For the first integral, z = π/4 is a pole of order 3 and lies inside the contour |z| = 1. Compute the residue:
[tex]\displaystyle \mathrm{Res}\left(\frac{e^z\cos(z)}{\left(z-\frac\pi4\right)^3}, z=\frac\pi4\right) = \lim_{z\to\frac\pi4}\frac1{(3-1)!} \frac{d^{3-1}}{dz^{3-1}}\left[e^z\cos(z)\right][/tex]
We have
[tex]\dfrac{d^2}{dz^2}[e^z\cos(z)] = -2e^z \sin(z)[/tex]
and so
[tex]\displaystyle \mathrm{Res}\left(\frac{e^z\cos(z)}{\left(z-\frac\pi4\right)^3}, z=\frac\pi4\right) = - \lim_{z\to\frac\pi4} e^z \sin(z) = -\frac{e^{\pi/4}}{\sqrt2}[/tex]
Then by the residue theorem,
[tex]\displaystyle \int_C \frac{e^z\cos(z)}{\left(z-\frac\pi4\right)^3} \, dz = 2\pi j \left(-\frac{e^{\pi/4}}{\sqrt2}\right) = \boxed{-\sqrt2\,\pi e^{\pi/4} j}[/tex]

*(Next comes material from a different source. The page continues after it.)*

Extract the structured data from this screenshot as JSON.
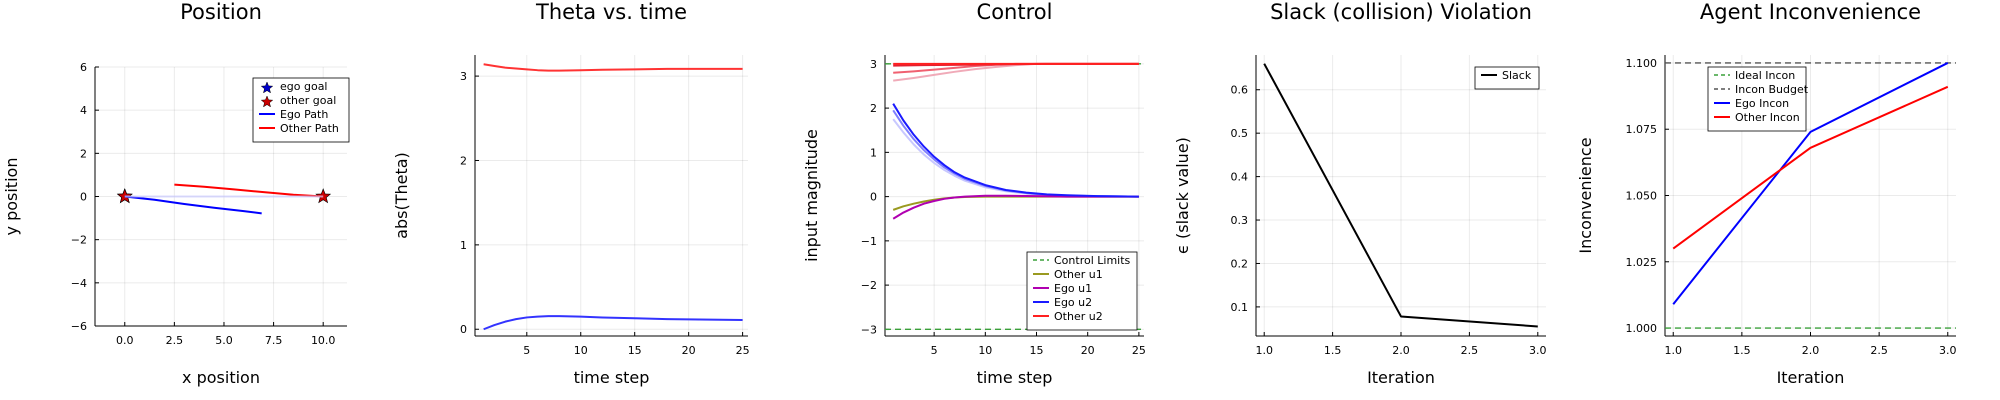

For the second integral, z = 2j and z = j/2 are both poles of order 2. The second poles lies inside the rectangle, so just compute the residue there as usual:
[tex]\displaystyle \mathrm{Res}\left(\frac{\cosh(2z)}{(z-2j)^2\left(z-\frac j2\right)^2}, z=\frac j2\right) = \lim_{z\to\frac j2}\frac1{(2-1)!} \frac{d^{2-1}}{dz^{2-1}}\left[\frac{\cosh(2z)}{(z-2j)^2}\right] = \frac{16\cos(1)-24\sin(1)}{27}j[/tex]
The other pole lies on the rectangle itself, and I'm not so sure how to handle it... You may be able to deform the contour and consider a principal value integral around the pole at z = 2j. The details elude me at the moment, however.